Journals | Policy | Permission

Journal of Clinical Medicine Research

Original Article

Volume 9, Number 8, August 2017, pages 695-700

Detection of Apolipoprotein E Gene Polymorphism and Blood Lipid Level in Hemodialysis Patients

Considerable evidence has indicated that hemodialysis patients are often accompanied by lipid metabolism disorders, cardiovascular complications in patients with one of the important factors [1-5]. However, the etiology and underlying mechanism are not entirely clear.
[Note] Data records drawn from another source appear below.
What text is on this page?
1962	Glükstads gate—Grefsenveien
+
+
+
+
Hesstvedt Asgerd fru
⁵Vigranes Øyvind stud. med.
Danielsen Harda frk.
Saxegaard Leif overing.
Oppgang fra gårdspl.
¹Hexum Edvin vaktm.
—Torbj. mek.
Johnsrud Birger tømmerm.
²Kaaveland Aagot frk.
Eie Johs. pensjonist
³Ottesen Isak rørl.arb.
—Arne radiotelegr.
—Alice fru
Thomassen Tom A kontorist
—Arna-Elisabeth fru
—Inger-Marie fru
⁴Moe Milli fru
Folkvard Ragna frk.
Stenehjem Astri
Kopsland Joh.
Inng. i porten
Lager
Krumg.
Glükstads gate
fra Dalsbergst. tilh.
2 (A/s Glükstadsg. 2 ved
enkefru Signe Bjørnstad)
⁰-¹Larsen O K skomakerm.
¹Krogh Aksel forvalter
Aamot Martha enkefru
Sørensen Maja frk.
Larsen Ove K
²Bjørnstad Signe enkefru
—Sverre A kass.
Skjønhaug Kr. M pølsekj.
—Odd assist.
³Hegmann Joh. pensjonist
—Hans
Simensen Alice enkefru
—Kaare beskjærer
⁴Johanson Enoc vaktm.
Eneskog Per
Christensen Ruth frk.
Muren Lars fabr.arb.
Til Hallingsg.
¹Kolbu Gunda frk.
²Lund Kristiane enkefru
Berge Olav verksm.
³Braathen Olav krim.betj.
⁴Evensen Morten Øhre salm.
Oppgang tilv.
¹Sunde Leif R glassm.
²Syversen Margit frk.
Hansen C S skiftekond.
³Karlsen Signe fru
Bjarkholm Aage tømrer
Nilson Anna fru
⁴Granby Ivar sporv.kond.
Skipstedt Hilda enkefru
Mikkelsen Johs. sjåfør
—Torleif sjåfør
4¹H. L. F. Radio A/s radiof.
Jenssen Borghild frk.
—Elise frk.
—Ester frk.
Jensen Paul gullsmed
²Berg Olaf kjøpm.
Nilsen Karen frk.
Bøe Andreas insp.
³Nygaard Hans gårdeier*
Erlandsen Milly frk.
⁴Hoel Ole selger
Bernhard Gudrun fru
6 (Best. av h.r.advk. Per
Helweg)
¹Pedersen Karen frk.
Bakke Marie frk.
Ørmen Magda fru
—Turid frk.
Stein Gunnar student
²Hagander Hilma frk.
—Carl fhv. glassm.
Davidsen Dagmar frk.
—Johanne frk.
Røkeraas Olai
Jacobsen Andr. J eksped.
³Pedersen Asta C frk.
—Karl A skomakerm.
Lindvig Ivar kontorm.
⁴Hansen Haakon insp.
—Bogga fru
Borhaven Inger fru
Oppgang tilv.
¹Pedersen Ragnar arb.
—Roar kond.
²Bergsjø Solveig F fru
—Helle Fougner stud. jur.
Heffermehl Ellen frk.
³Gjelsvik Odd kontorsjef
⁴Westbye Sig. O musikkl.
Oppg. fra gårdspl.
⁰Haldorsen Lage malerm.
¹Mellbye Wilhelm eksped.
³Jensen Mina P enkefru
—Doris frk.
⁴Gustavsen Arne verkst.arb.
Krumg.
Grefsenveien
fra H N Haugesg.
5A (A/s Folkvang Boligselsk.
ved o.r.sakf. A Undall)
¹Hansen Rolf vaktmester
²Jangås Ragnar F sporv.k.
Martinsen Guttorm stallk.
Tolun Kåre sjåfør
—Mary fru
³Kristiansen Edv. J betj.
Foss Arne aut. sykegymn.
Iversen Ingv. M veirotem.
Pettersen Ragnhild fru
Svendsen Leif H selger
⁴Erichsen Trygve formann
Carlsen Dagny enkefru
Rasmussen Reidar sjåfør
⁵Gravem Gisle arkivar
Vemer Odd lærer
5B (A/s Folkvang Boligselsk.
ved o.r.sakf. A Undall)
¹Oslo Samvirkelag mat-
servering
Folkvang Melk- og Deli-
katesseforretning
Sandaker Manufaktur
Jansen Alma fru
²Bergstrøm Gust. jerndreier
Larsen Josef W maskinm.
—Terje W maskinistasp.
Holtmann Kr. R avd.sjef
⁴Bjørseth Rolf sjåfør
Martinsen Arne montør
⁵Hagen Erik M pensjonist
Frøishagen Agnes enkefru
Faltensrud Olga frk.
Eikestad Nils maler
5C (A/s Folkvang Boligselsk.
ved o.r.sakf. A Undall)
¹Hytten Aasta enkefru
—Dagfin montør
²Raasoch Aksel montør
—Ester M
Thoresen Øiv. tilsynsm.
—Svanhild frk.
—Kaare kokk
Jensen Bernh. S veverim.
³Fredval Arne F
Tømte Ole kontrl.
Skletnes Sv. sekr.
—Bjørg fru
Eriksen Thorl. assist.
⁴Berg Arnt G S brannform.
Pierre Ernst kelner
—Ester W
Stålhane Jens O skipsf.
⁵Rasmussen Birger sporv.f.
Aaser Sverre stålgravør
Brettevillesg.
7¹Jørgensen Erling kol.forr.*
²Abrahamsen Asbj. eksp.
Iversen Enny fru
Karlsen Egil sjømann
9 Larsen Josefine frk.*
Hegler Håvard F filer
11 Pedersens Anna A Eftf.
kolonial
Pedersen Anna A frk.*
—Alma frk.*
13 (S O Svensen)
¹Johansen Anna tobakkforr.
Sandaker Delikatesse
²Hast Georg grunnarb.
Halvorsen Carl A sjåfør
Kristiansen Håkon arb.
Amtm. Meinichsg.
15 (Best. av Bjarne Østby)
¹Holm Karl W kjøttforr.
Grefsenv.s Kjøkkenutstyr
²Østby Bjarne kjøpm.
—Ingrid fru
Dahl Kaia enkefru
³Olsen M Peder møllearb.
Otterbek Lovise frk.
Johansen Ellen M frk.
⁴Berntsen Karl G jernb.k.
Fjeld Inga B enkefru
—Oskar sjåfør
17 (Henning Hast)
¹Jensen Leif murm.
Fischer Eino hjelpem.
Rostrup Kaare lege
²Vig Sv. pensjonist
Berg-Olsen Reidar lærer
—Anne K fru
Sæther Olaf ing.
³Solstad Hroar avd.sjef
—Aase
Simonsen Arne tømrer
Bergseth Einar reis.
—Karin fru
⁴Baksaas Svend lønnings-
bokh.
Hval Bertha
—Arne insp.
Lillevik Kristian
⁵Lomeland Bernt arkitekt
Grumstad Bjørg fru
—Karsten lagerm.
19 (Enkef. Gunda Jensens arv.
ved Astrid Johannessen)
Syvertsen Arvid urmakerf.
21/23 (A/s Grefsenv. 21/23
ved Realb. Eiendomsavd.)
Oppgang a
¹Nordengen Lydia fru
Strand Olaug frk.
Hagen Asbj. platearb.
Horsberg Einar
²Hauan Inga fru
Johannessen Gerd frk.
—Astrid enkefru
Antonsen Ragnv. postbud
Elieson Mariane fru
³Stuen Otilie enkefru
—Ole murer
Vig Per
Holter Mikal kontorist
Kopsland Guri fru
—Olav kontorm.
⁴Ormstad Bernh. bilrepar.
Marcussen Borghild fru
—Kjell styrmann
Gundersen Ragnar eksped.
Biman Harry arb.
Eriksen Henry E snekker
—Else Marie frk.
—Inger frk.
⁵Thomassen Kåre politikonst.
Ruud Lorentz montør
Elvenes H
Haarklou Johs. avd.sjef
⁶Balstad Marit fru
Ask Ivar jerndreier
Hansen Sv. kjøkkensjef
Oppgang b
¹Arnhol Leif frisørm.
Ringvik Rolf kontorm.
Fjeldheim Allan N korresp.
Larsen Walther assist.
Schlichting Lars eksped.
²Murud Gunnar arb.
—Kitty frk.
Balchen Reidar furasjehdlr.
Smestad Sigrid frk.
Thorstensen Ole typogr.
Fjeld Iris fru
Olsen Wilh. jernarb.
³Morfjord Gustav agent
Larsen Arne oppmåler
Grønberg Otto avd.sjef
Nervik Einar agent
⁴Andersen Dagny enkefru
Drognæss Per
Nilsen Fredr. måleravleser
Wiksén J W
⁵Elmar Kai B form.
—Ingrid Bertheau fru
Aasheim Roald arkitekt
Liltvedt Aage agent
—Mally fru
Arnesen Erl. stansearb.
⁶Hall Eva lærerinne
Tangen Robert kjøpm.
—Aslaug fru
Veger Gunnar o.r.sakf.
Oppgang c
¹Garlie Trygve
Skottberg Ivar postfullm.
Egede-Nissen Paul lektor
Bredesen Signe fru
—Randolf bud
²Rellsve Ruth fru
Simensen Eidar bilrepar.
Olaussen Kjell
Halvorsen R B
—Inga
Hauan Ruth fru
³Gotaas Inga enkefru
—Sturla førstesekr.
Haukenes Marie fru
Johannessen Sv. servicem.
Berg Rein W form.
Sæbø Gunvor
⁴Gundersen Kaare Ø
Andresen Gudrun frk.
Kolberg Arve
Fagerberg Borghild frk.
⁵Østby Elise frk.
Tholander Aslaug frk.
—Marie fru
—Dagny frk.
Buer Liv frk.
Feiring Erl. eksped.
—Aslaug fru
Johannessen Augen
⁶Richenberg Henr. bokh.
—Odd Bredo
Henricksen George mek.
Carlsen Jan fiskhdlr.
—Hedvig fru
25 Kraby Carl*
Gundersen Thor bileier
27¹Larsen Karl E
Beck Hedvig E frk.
It may be related to renal dysfunction, dialysis adequacy, the type of dialysis membrane and uremia basic diseases, genetic and other factors [6-9]. Apolipoprotein E (ApoE) is an important component of very low-density lipoprotein (VLDL), high-density lipoprotein (HDL) and chylomicrons, which may play an important role in lipid metabolism [10-12]. Recently, an interesting study demonstrated that triacylglycerol (TAG) hydrolysis mediated by lipoprotein lipase in VLDL is accompanied by the release of surface material containing phospholipids, free cholesterol and ApoE and ApoCs (CII and CIII). The released molecules are accepted by HDL, and new HDL-sized ApoE-containing particles are also generated. A decrease in the number of HDL particles or abnormalities in their structure is associated with unfavourable changes in the features of VLDL remnants [11].

Its genetic polymorphism is an important genetic factor affecting lipid metabolism. As a matter of fact, approximately 14-17% variation of plasma cholesterol concentration can be associated with genetic polymorphism [13-16].
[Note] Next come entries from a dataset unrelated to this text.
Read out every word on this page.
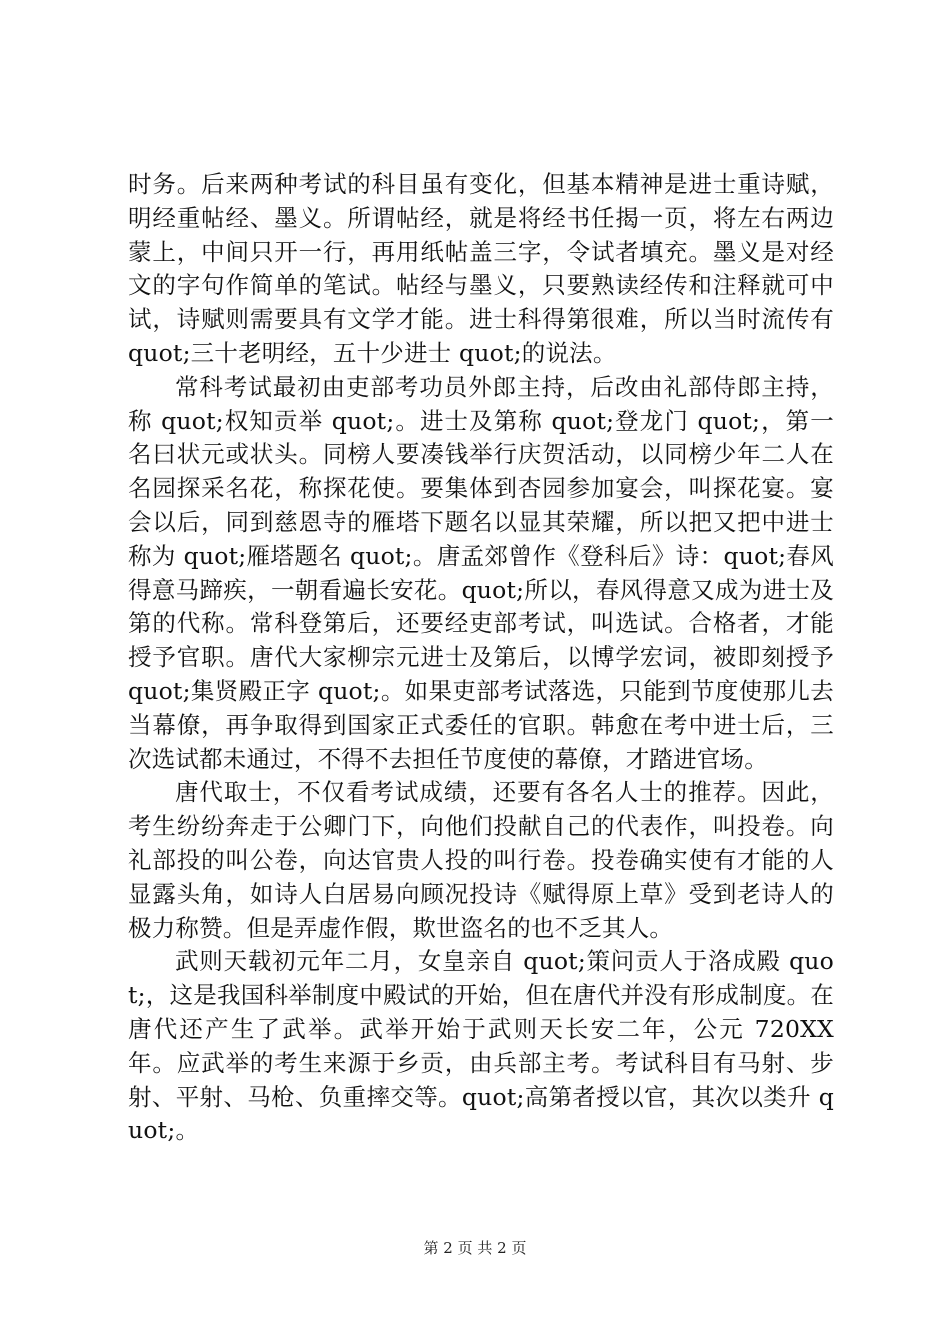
时务。后来两种考试的科目虽有变化，但基本精神是进士重诗赋，明经重帖经、墨义。所谓帖经，就是将经书任揭一页，将左右两边蒙上，中间只开一行，再用纸帖盖三字，令试者填充。墨义是对经文的字句作简单的笔试。帖经与墨义，只要熟读经传和注释就可中试，诗赋则需要具有文学才能。进士科得第很难，所以当时流传有 quot;三十老明经，五十少进士 quot;的说法。

常科考试最初由吏部考功员外郎主持，后改由礼部侍郎主持，称 quot;权知贡举 quot;。进士及第称 quot;登龙门 quot;，第一名曰状元或状头。同榜人要凑钱举行庆贺活动，以同榜少年二人在名园探采名花，称探花使。要集体到杏园参加宴会，叫探花宴。宴会以后，同到慈恩寺的雁塔下题名以显其荣耀，所以把又把中进士称为 quot;雁塔题名 quot;。唐孟郊曾作《登科后》诗：quot;春风得意马蹄疾，一朝看遍长安花。quot;所以，春风得意又成为进士及第的代称。常科登第后，还要经吏部考试，叫选试。合格者，才能授予官职。唐代大家柳宗元进士及第后，以博学宏词，被即刻授予 quot;集贤殿正字 quot;。如果吏部考试落选，只能到节度使那儿去当幕僚，再争取得到国家正式委任的官职。韩愈在考中进士后，三次选试都未通过，不得不去担任节度使的幕僚，才踏进官场。

唐代取士，不仅看考试成绩，还要有各名人士的推荐。因此，考生纷纷奔走于公卿门下，向他们投献自己的代表作，叫投卷。向礼部投的叫公卷，向达官贵人投的叫行卷。投卷确实使有才能的人显露头角，如诗人白居易向顾况投诗《赋得原上草》受到老诗人的极力称赞。但是弄虚作假，欺世盗名的也不乏其人。

武则天载初元年二月，女皇亲自 quot;策问贡人于洛成殿 quot;，这是我国科举制度中殿试的开始，但在唐代并没有形成制度。在唐代还产生了武举。武举开始于武则天长安二年，公元 720XX 年。应武举的考生来源于乡贡，由兵部主考。考试科目有马射、步射、平射、马枪、负重摔交等。quot;高第者授以官，其次以类升 quot;。

第 2 页 共 2 页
In a study reported by Echeverria et al, they performed a cross-sectional study to investigate the impact of 13 polymorphisms of nine genes affecting lipid metabolism. Polymorphisms were identified in the selected genes for their role in the development of atherogenic dyslipidemia including triglycerides and HDL [17]. At present, more and more studies on the relationship between ApoE gene polymorphism and lipid metabolism are being conducted in patients with cardiovascular and cerebrovascular diseases. Dyslipidemia plays a major role determining the epidemic cardiovascular burden attributed to the metabolic syndrome. ApoE is involved on cholesterol and triglycerides metabolism regulation. If ApoE polymorphism influences lipid metabolism, it may bring on induced susceptibility to the development of metabolic syndrome and cardiovascular disease [18-20].

However, the effect of ApoE gene polymorphism on lipid metabolism in hemodialysis patients has not been reported in China. In this study, polymerase chain reaction-restriction fragment length (PCR-RFLP) was used to detect the polymorphism of ApoE gene in hemodialysis patients and explore the effect of ApoE gene polymorphism on lipid metabolism in hemodialysis patients.
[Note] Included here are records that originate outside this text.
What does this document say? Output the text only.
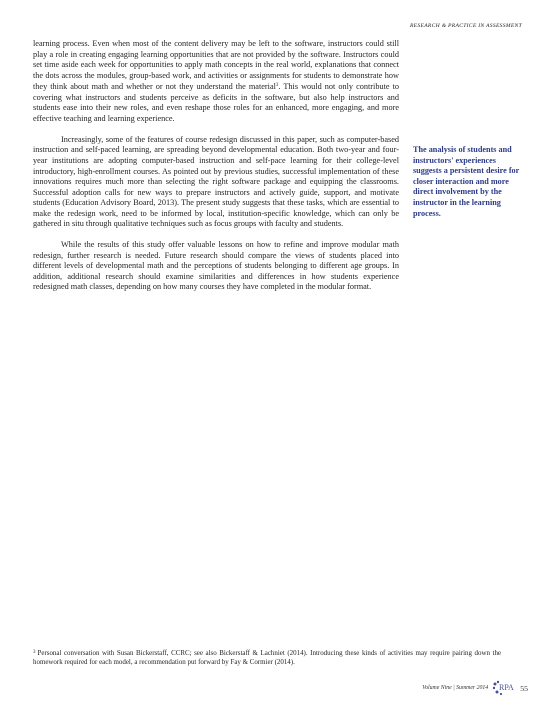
RESEARCH & PRACTICE IN ASSESSMENT

learning process. Even when most of the content delivery may be left to the software, instructors could still play a role in creating engaging learning opportunities that are not provided by the software. Instructors could set time aside each week for opportunities to apply math concepts in the real world, explanations that connect the dots across the modules, group-based work, and activities or assignments for students to demonstrate how they think about math and whether or not they understand the material$^3$. This would not only contribute to covering what instructors and students perceive as deficits in the software, but also help instructors and students ease into their new roles, and even reshape those roles for an enhanced, more engaging, and more effective teaching and learning experience.

Increasingly, some of the features of course redesign discussed in this paper, such as computer-based instruction and self-paced learning, are spreading beyond developmental education. Both two-year and four-year institutions are adopting computer-based instruction and self-pace learning for their college-level introductory, high-enrollment courses. As pointed out by previous studies, successful implementation of these innovations requires much more than selecting the right software package and equipping the classrooms. Successful adoption calls for new ways to prepare instructors and actively guide, support, and motivate students (Education Advisory Board, 2013). The present study suggests that these tasks, which are essential to make the redesign work, need to be informed by local, institution-specific knowledge, which can only be gathered in situ through qualitative techniques such as focus groups with faculty and students.

While the results of this study offer valuable lessons on how to refine and improve modular math redesign, further research is needed. Future research should compare the views of students placed into different levels of developmental math and the perceptions of students belonging to different age groups. In addition, additional research should examine similarities and differences in how students experience redesigned math classes, depending on how many courses they have completed in the modular format.

The analysis of students and instructors' experiences suggests a persistent desire for closer interaction and more direct involvement by the instructor in the learning process.
$^3$ Personal conversation with Susan Bickerstaff, CCRC; see also Bickerstaff & Lachniet (2014). Introducing these kinds of activities may require pairing down the homework required for each model, a recommendation put forward by Fay & Cormier (2014).
Volume Nine | Summer 2014 RPA 55
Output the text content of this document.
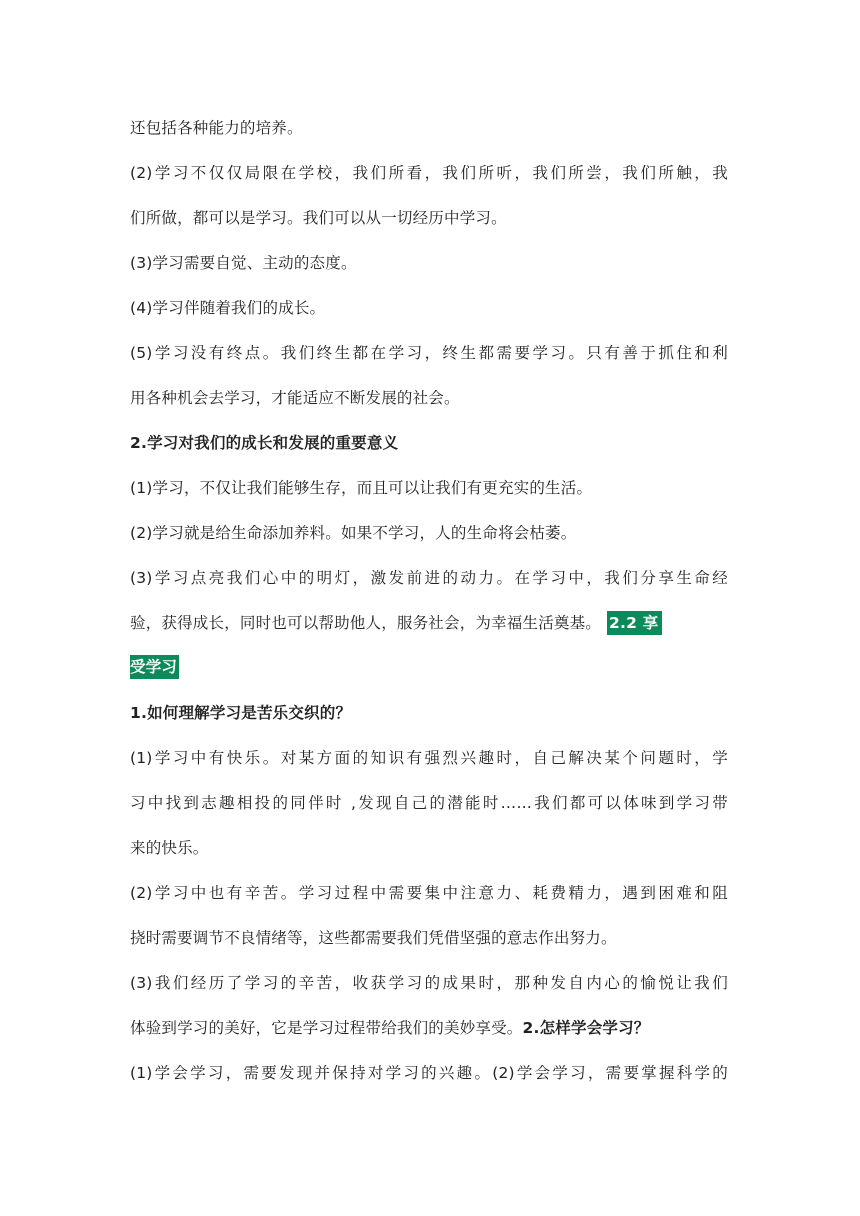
还包括各种能力的培养。
(2)学习不仅仅局限在学校，我们所看，我们所听，我们所尝，我们所触，我
们所做，都可以是学习。我们可以从一切经历中学习。
(3)学习需要自觉、主动的态度。
(4)学习伴随着我们的成长。
(5)学习没有终点。我们终生都在学习，终生都需要学习。只有善于抓住和利
用各种机会去学习，才能适应不断发展的社会。
2.学习对我们的成长和发展的重要意义
(1)学习，不仅让我们能够生存，而且可以让我们有更充实的生活。
(2)学习就是给生命添加养料。如果不学习，人的生命将会枯萎。
(3)学习点亮我们心中的明灯，激发前进的动力。在学习中，我们分享生命经
验，获得成长，同时也可以帮助他人，服务社会，为幸福生活奠基。 2.2 享
受学习
1.如何理解学习是苦乐交织的？
(1)学习中有快乐。对某方面的知识有强烈兴趣时，自己解决某个问题时，学
习中找到志趣相投的同伴时 ,发现自己的潜能时……我们都可以体味到学习带
来的快乐。
(2)学习中也有辛苦。学习过程中需要集中注意力、耗费精力，遇到困难和阻
挠时需要调节不良情绪等，这些都需要我们凭借坚强的意志作出努力。
(3)我们经历了学习的辛苦，收获学习的成果时，那种发自内心的愉悦让我们
体验到学习的美好，它是学习过程带给我们的美妙享受。2.怎样学会学习？
(1)学会学习，需要发现并保持对学习的兴趣。(2)学会学习，需要掌握科学的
A total of 112 patients with hemodialysis (58 males and 54 females) were included in this study, and the median age was 51 ± 11 years. Dialysis time was 2 - 21 years, an average of 6.1 ± 3.7 years. The primary disease was 86 cases of chronic glomerulonephritis, four cases of polycystic kidney disease, two cases of chronic pyelonephritis, two cases of chronic interstitial nephritis, two cases of systemic lupus erythematosus, and 16 cases of unknown causes. Hemodialysis was performed 12 h per week, by using arteriovenous fistula and acetate fiber membrane dialyzer. Anticoagulation with heparin sodium was applied in vitro, and blood flow was 200 - 250 mL/min. Bicarbonate dialysate was used, and dialysis fluid flow was approximately 500 mL/min. Patients did not take lipid-lowering drugs within 3 months, but those patients who had diabetes, liver dysfunction or were taking β-blockers were excluded.

A total of 372 healthy subjects (212 males and 160 females) were included, with a median age of 41 ± 8 years.

Total cholesterol (TC) and triglyceride (TG) were measured with enzymatic assay (British RANDOX Company). High-density lipoprotein cholesterol (HDLC) and low-density lipoprotein cholesterol (LDLC) were using direct method (Germany Bao Ling Man products). ApoA1, ApoB, ApoE, and Lp(a) were tested using immunoturbidimetry (provided by WAKO Co., Ltd, Japan).

Electrocardiogram, X-ray, blood tests, liver function, plasma protein, serum creatinine, urea nitrogen, and uric acid were determined before and after dialysis, and the KT/V value was calculated.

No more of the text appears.